Professor Steve Long is a global leader in photosynthesis research. He is the Director of RIPE-“Realizing Increased Photosynthetic Efficiency for improved crop production” a $25M Bill and Melinda Gates Foundation project, and with over 400 publications, is listed by Thomson-Reuters as one of the Most Highly Cited Authors of 2016. He also discovered the most productive land plant known (Echinochloa polystachya).
His expertise in in-silico crop design and field analysis, and interest in global atmospheric change has driven much work towards engineering improved photosynthesis for more efficient plants with improved yield that can mitigate climate change impacts. He was instrumental in the development of SoyFACE to evaluate the impact of future climatic conditions on crops.
His work modelling photosynthesis, to show that increasing the speed at which leaves adapt to shade could potentially raise crop yields, and its demonstration in field trials, was listed as one of the 12 Key Science Moments of 2016 in The Guardian.
He has given invited briefings on bioenergy, climate change impacts and food security to President Bush at the White House, to the Vatican and to Bill Gates.
Steve Long holds the Inkenbery endowed Chair of Plant Biology and Crop Science at the University of Illinois (USA) and is a distinguished professor of Crop Science at Lancaster University (UK). He is Founding and Chief Editor of “Global Change Biology” and also founded “GCB Bioenergy”.
Title: Enhancing and Adapting Photosynthesis for Food Security.
Webinar date: Tuesday 4th October 2022 14.00 CET
Abstract: After several years in which global food supply has improved, shortages are now re-emerging. This increases the probability of repetition of the high food prices of 2007/8 that triggered food riots in many poor countries and possibly the Arab Spring. The United Nations Food & Agricultrual Organization project a worsening situation with global demand for our major crops rising 60% by 2050. This is at a time when the steady increases in yield seen over the second half of the last century are stagnating, or even reversing, under global climate change.

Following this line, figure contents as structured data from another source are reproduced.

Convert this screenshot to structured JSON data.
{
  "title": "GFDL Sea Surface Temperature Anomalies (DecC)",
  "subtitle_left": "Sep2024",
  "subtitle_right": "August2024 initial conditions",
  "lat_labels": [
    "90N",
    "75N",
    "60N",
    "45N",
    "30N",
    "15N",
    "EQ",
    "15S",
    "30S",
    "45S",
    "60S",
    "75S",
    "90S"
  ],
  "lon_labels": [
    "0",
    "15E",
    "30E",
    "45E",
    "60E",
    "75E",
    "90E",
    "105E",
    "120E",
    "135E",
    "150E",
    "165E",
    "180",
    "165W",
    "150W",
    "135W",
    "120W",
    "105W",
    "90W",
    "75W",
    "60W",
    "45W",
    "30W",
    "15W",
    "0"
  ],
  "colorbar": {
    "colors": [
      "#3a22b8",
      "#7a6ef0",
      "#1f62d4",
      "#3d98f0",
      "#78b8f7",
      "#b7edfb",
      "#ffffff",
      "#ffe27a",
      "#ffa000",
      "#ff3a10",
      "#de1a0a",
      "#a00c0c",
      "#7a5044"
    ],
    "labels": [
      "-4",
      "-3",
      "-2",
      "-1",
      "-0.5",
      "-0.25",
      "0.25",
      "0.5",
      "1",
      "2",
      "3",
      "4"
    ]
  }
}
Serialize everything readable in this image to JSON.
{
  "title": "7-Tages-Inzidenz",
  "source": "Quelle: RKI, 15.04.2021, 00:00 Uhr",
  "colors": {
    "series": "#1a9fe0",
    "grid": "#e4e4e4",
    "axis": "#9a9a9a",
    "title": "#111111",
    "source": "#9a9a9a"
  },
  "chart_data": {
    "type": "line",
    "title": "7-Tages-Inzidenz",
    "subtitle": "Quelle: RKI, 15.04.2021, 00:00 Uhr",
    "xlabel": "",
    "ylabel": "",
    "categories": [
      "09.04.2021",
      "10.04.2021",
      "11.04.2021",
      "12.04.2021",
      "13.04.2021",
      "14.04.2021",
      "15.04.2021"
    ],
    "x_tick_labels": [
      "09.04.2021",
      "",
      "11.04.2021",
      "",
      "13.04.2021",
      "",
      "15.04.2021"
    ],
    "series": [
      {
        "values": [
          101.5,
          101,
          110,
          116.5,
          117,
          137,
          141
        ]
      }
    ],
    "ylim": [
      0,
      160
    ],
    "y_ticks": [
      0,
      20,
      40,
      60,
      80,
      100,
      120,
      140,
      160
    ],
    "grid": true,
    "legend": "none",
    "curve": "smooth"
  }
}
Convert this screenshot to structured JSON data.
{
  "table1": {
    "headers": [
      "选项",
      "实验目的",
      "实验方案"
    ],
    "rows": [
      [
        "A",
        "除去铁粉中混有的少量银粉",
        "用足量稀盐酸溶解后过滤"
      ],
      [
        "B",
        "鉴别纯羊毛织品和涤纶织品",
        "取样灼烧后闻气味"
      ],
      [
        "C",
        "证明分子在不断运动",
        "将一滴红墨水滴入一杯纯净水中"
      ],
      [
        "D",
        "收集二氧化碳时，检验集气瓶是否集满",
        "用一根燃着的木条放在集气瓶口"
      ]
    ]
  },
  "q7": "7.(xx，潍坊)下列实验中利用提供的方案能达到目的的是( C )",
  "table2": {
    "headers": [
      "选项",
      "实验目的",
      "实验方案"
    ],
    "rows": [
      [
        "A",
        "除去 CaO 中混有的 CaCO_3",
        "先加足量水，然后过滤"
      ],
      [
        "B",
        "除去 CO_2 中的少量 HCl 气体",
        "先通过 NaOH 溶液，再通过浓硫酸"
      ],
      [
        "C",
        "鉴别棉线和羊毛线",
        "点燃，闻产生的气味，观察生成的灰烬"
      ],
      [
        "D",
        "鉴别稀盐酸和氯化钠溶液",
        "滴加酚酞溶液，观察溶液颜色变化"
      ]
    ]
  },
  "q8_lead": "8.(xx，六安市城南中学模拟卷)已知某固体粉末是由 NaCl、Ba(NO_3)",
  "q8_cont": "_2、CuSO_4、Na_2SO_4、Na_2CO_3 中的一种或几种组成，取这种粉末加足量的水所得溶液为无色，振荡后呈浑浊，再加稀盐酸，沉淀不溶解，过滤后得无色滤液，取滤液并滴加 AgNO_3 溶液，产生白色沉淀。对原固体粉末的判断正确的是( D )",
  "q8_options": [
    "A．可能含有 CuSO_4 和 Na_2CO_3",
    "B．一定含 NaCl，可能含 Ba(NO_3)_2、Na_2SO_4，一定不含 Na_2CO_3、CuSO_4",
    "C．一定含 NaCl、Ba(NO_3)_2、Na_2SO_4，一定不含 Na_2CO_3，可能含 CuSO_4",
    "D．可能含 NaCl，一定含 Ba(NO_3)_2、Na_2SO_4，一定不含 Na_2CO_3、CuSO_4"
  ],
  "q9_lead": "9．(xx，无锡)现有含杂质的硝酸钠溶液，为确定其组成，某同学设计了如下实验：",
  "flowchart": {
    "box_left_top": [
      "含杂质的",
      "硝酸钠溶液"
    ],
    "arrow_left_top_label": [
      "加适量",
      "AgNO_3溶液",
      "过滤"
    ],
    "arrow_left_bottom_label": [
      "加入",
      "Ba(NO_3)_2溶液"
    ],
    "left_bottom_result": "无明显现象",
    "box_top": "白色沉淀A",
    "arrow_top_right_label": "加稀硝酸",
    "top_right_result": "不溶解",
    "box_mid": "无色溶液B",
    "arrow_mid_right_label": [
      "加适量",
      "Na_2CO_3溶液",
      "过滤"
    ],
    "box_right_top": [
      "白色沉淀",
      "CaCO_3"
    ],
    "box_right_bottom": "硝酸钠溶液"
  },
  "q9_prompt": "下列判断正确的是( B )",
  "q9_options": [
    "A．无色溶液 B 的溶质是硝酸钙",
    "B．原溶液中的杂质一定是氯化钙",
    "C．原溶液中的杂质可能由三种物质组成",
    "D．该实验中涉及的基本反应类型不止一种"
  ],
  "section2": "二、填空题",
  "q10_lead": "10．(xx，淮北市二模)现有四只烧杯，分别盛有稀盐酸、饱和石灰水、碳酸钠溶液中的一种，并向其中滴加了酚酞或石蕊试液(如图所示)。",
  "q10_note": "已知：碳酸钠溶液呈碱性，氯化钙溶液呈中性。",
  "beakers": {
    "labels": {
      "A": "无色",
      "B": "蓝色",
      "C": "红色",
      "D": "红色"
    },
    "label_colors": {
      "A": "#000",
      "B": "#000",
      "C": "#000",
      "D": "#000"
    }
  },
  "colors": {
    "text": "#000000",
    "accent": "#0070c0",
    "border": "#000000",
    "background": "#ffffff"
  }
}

The approaches of the Green Revolution are approaching their biological limits, and new innovations are urgently needed if we are to insure against future shortages. It will be shown that improvement of photosynthetic efficiency is the largest remaining opportunity to increase genetic crop yield potential. Its efficiency in crops falls well below the theoretical maximum and has been improved little by centuries of selection and breeding; the reasons for which will be explained. Today photosynthesis is the best understood of all plant processes, allowing us to describe each of its 100+ steps mathematically. Using this as the basis of in silico engineering using high-performance computing we have identified a number of points at different levels of organization from metabolism to organization of leaves in field crops where efficiency could be improved. This includes both adaptation to rising temperature and changing water availability. Bioengineering has begun to validate a number of these suggested improvements with substantially greater crop productivity demonstrated in replicated field trials. This will be illustrated with some specific examples, including improvement of the speed with which crop leaves relax non-photochemical quenching (NPQ) during the frequent sun to shade transitisons that occur in crop canopies. We have now shown that accelerating this relaxation can increase the yield of soybean, in replicated field trials, by >20%, which compares to a ca. 1% p.a. increase achieved by conventional breeding. This proves the potential of transgenic manipulations of photosynthesis to deliver unprecedented and much needed yield jumps. Our theoretical analyses suggest that such engineering could lead to a >50% sustainable improvement in crop yield potential so providing insurance against future food shortage and avoiding yet further agricultural expansion and destruction of natural areas.